What I'm trying to say is that I don't mind the tombstones but what they should do is allow people to farm them however they want and not force them to farm the same 3 dungeons each day for 3 months. Who thought that was a good idea?!? Just give us a fair amount of tombstones for every activity and take into consideration that it should be fairly possible to cap each week by doing a reasonable amount of side quests with no dungeons. That way, the people wanting to cap quick will do dungeons and the people annoyed with dungeons will cap by doing other things such as gathering, daily quests and other stuff like that. Hell, add more open world content for those wanting to cap tombstones and enjoy the open world instead of closed instances all the time.
I mean... We've been doing this for 3+ years. SE is blessed to be able to keep its player base despite this HUGE flaw in design (probably because of the world, lore, a love for their character or simply extremely low standards).
I hope. I HOPE they thought about changing this shitty recipe for Stormblood... Please...
I'm more inclined to call it the core problem of MMO(RPG)s and part of the reason why the MMORPG genre is in decline in general. I mean, most don't publish their player numbers for good reason, but I couldn't name a single MMORPG on the market that's currently celebrating a large influx of players and even WoWs playerbase is but a fraction of what it was. I totally agree that this is how MMORPG commonly work - but I do not agree that this is a good thing.
As for the clicker genre - It's kinda funny that this is brought up, because it's also commonly called the "idle game" genre. It's schtick is exponential progression: You start out with only 1 cookie, dollar or whatever and go up to billions of cookies "per second". How?

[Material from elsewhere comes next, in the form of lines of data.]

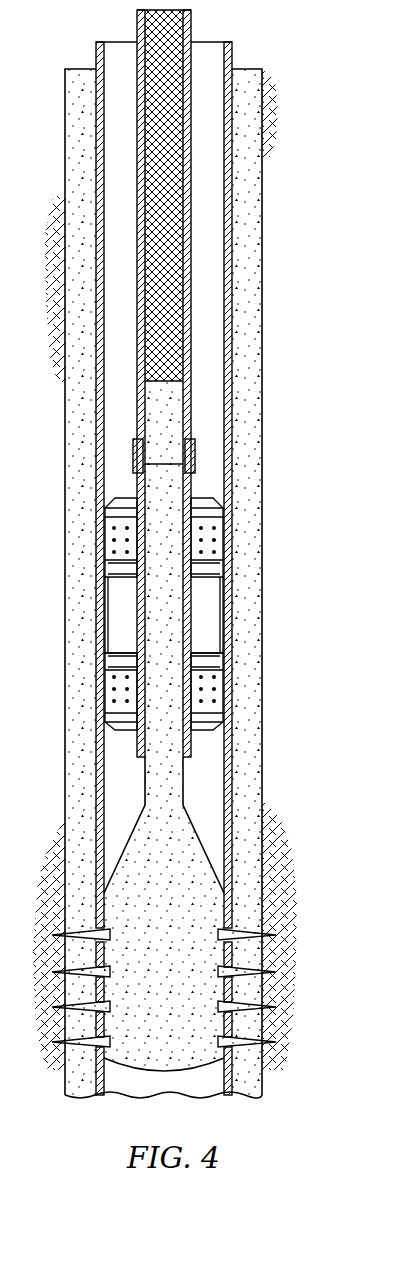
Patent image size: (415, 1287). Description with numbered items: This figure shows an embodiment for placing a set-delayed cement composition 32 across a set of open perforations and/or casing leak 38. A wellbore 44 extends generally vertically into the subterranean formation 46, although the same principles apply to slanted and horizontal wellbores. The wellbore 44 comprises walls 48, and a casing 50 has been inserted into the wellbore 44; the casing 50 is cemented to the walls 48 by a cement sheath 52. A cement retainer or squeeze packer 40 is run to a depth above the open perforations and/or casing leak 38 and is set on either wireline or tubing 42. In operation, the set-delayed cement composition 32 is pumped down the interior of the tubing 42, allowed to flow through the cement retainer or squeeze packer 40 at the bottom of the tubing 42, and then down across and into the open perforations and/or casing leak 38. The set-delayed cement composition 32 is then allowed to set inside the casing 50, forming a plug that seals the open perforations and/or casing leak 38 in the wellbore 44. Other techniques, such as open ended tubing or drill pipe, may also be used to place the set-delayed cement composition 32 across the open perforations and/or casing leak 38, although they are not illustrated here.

The set-delayed cement composition 32 is at (187, 888).
The perforations and/or casing leak 38 is at (242, 925).
The cement retainer or squeeze packer 40 is at (213, 676).
The tubing 42 is at (192, 484).
The wellbore 44 is at (246, 522).
The subterranean formation 46 is at (46, 458).
The walls 48 is at (263, 602).
The casing 50 is at (234, 351).
The cement sheath 52 is at (242, 243).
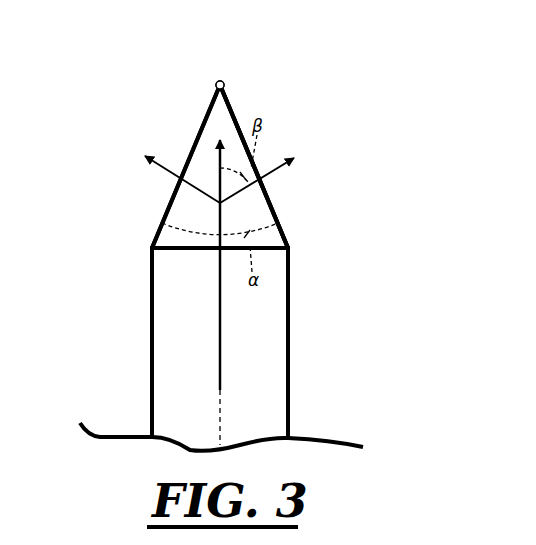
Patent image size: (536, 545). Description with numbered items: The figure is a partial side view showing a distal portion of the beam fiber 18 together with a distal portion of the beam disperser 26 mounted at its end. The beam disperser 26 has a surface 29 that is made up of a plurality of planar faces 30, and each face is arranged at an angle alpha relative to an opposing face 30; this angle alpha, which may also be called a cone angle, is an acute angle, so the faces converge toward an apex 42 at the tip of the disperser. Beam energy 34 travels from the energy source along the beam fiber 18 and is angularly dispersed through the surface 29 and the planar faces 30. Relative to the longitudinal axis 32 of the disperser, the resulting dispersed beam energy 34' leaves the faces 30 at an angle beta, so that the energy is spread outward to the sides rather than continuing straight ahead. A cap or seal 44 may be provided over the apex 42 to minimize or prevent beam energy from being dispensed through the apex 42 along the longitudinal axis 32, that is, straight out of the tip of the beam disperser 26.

The beam fiber 18 is at (250, 345).
The beam disperser 26 is at (175, 110).
The surface 29 is at (286, 217).
The planar faces 30 is at (158, 226).
The longitudinal axis 32 is at (225, 410).
The beam energy 34 is at (161, 292).
The dispersed beam energy 34' is at (244, 162).
The apex 42 is at (226, 88).
The cap or seal 44 is at (217, 82).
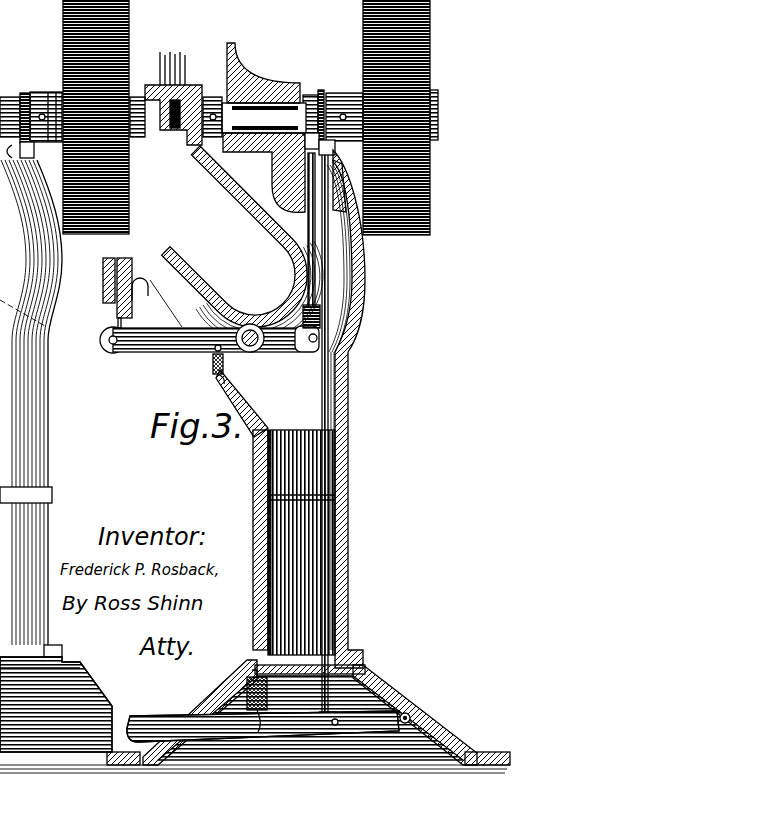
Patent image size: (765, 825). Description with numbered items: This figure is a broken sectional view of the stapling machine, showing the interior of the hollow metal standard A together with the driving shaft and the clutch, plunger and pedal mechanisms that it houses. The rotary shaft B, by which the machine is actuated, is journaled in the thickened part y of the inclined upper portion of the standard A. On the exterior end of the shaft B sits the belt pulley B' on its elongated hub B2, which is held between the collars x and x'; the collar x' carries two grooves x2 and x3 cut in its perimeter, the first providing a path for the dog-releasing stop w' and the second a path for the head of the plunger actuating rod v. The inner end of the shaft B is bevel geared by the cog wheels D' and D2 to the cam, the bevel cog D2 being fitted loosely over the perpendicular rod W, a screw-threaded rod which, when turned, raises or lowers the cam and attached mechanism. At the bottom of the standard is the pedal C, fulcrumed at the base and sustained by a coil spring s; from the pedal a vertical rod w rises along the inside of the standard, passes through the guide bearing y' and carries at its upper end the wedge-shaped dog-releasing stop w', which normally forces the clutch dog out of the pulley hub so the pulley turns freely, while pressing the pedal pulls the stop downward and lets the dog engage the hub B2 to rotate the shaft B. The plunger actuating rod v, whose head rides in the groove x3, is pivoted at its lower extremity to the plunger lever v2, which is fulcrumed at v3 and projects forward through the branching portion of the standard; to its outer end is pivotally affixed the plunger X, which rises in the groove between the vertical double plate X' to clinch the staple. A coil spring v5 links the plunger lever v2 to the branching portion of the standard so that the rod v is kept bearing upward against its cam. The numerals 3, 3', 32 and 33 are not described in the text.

The elongated hub B2 is at (60, 96).
The belt pulley B' is at (396, 117).
The rotary shaft B is at (241, 69).
The collar x is at (294, 116).
The collar x' is at (196, 100).
The groove x2 is at (326, 89).
The groove x3 is at (310, 96).
The perpendicular rod W is at (160, 86).
The bevel cog D2 is at (186, 88).
The bevel cog D' is at (211, 96).
The thickened part y is at (264, 127).
The guide bearing y' is at (347, 186).
The vertical rod w is at (341, 438).
The dog-releasing stop w' is at (183, 150).
The hollow metal standard A is at (347, 387).
The standard 3 is at (207, 552).
The base 3' is at (310, 711).
The arm 32 is at (248, 403).
The arm extension 33 is at (133, 268).
The plunger actuating rod v is at (312, 251).
The plunger lever v2 is at (150, 348).
The fulcrum v3 is at (252, 347).
The coil spring v5 is at (214, 361).
The plunger X is at (100, 295).
The vertical double plate X' is at (91, 277).
The coil spring s is at (212, 698).
The pedal C is at (142, 730).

Simple, by letting the game play for you. In other words: You get all the joy of progression (I already mentioned progression as something people enjoy) for pretty much no work, because the game does that for you. You just sit back and enjoy the escalating numbers and occasionally decide what to do with those numbers. It goes so far that clicking manually swiftly becomes unfeasible in the genre.
So, uhm...with that in mind, do you really want to call exponential progress for doing little to nothing a "robust reward system"? If you try to translate such a concept to this game, it would mean getting exponential iLvL increases just for for standing around AFK and sending your retainers off ever so often. While I can imagine that to be somewhat interesting, once you try to actually use that i9999999999 gear in content, the game would break horribly.
I posted in this thread back in the day to say that yes I am tired of tomestones and wanted something different. I have since reconsidered my position on the matter and came to a new conclusion.
I want the tomestone level gear to drop in higher difficulty dungeons with some sort of lockout, maybe once a day. However tomestones are still earned but rather than the only avenue to get gear, they would function as "rng insurance."
Expert is not the only way to get tomestones.
- PvP.
- Hunts.
- PotD.
- Treasure maps.
- Aquapolis.
- Wondrous Tails.
End game content gets beaten by players who don't /need/ the tome gear in 4 days. The weekly cap only punishes those of us who aren't as good. I dunno.... it's annoying but.... maybe keep the weekly cap but make it class specific. So we could get 450 tomes towards tank/healer/caster/melee whatever you earn the tomes on you can only spend them on that gear. I'd love to gear up my healer too but it's like... 4th on my list. So it's sitting in unmelded crafted gear.